“We are what we repeatedly do.” - Aristotle
I can’t tell you how much I adore this quote, because I’m a big believer in the power of habits! I think it’s all of the small, daily decisions we make – more than the large ones – that make the most difference in our lives. I’ve read a lot about how habits are formed, what goes on in our brains to etch them into becoming part of our daily lives and the hard work it takes to break less-than-stellar patterns we've formed. It stands to reason that we should strive for habits that strengthen the areas of our lives we want to prioritize, right? Right.
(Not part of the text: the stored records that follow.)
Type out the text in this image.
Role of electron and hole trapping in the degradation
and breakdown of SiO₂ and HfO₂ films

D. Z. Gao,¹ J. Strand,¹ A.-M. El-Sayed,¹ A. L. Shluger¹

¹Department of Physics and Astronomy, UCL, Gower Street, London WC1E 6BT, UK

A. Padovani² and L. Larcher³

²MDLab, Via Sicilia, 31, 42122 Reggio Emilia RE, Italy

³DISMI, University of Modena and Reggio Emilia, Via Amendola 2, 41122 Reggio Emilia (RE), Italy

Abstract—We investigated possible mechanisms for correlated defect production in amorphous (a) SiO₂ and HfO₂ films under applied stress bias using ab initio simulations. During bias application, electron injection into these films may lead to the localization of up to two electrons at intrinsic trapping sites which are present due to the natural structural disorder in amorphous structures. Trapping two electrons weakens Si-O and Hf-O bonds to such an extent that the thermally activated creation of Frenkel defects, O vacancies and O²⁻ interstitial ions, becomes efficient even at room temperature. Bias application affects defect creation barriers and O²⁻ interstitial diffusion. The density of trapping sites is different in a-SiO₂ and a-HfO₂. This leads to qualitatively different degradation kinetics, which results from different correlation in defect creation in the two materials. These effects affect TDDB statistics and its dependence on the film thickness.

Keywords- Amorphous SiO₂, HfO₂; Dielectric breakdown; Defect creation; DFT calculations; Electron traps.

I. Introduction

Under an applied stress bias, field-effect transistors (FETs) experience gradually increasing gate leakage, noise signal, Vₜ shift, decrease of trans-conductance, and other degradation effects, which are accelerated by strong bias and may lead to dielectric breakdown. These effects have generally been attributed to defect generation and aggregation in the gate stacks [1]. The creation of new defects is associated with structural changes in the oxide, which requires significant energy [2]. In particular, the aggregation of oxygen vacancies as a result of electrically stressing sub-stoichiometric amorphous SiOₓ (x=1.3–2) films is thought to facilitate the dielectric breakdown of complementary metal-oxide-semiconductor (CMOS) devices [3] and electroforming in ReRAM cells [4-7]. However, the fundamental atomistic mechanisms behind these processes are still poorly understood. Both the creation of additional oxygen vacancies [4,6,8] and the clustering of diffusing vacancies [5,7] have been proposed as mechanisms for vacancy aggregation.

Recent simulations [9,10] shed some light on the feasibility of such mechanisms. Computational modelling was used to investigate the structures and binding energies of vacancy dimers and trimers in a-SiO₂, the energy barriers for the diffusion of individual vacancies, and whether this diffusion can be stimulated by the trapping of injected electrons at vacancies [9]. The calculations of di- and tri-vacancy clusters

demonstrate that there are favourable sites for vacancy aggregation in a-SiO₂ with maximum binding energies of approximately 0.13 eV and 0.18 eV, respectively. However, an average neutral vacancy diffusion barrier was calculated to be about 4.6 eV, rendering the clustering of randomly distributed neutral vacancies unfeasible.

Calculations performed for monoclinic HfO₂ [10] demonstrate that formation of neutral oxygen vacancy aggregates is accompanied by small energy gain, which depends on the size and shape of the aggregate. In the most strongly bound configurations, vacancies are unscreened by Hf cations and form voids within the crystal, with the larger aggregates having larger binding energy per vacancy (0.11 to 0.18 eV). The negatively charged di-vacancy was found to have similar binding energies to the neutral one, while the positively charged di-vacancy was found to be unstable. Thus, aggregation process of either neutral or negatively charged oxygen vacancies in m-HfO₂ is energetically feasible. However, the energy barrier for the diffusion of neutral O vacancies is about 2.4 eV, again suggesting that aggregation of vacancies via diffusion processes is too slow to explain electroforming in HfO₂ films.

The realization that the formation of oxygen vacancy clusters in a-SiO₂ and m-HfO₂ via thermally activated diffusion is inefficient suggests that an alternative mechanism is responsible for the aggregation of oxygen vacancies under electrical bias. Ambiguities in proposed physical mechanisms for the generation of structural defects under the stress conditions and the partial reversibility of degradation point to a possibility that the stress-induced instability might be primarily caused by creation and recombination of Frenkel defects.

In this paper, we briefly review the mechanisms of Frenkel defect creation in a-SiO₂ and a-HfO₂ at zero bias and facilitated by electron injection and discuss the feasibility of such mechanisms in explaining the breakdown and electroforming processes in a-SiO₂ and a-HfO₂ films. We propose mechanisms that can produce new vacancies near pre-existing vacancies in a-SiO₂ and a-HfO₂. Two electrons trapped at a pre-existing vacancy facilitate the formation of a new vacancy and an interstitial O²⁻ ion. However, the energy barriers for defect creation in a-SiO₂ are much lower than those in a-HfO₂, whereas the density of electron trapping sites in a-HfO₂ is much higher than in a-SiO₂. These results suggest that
But in some fields, this is a little clearer than in others. If you want to stay on top of your accounting, for instance, you might create a habit of entering debits into QuickBooks at the end of each workday. Or if you want to improve your mental clarity, you may set your alarm for the same time each day so you can devote 15 minutes to meditation. I personally like to start every morning with a giant glass of lemon water, because of its cleansing properties and how it jumpstarts my day. I’ve been doing this for so long that the process of getting the water and squeezing the lemon as soon as I'm awake is entirely automatic.
And this is the goal, isn’t it? To ingrain positive choices in our lives so that they become automatic and further our personal or professional growth.
So when it comes to PR, how does this apply? It’s tough because the nature of this industry is fast-paced and unpredictable. Your pitches will vary based on company circumstances, and your messaging will evolve over time as your business grows and offerings change. You can’t scour the Internet for new awards every day because it’s unnecessary and would waste your time. And it’d be silly to set aside the 15 minutes before you go to bed every night to write customer testimonials, because you might not have new or willing customers to give you the material this often.
But this is all okay. To be effective, habits do not need to be done every single day. And they also do not need to fall within the exact field you’re trying to improve. For example, if you create a habit of stretching every morning, you’ll positively impact numerous other areas of your life and wellbeing – not just your ability to stretch. So if you want to get better at mastering public relations and content initiatives, by way of creating significant habits, here are my two best recommendations:
1. READ. I cannot emphasize this enough. I’ve heard many times from multiple sources that the best readers are the best writers, and I strongly agree. Here’s why:
- By reading the work of other skilled (or even unskilled) writers, you learn about what works and what doesn’t work in your own writing.
- By reading the publications you hope to contribute to, you get a solid grasp of the kinds of content they’re willing to accept.
- By reading about what’s going on in your industry, you stay on top of news that could affect you and your customers.
- Reading also helps you to intuitively understand the nuances of good writing, like sentence flow and syntax. And it makes you a better communicator, in both written and verbal form.
All of the insight you glean from reading helps you become a true fount of knowledge who is better equipped to offer opinions and advice, and to write. The best way to make this a habit is to assign the same chunk of time to it each day. Maybe you spend the first 15 minutes at your desk each morning browsing a handful of important industry publications, or maybe you dedicate a half hour of your lunch break to skimming the biggest stories on a news aggregator site. However you decide to incorporate this into your day doesn’t really matter, as long as you are consistent.
2. Update your media list. This is a task that doesn’t need to be done daily, but still should become a regular habit. Once you have your basic media list in place (template found here), you’ll need to give it a scrub every now and then to be sure that the press you’ve identified haven’t changed positions or publications. The easiest way to make this a habit is to carve out a half hour of your time every week, and go from top to bottom verifying the people on your list. I used to do this every Friday afternoon, and it worked well for me. I’d look up the name of the reporter or editor, double check that the publication for which he or she works hasn’t changed, verify that this person has written a few articles within the last couple months and confirm that the title and beat I have written down are still the same.
You might have to dig for some of this information more than others, but most of it is readily accessible. Comb through as many people on your list as you can in a half hour, and then the next week begin where you left off. This will save you time when you’re actually in pitching-mode, and reduce the chance of making embarrassing or damaging errors in your media relationships. It’ll also solidify a pattern of conscientiousness in your public relations efforts.
It takes time, intention and diligence to successfully create new patterns in our lives. But if you are willing to apply what I’ve outlined here, your PR and content (and overall business) will benefit from it. Aristotle would be so proud.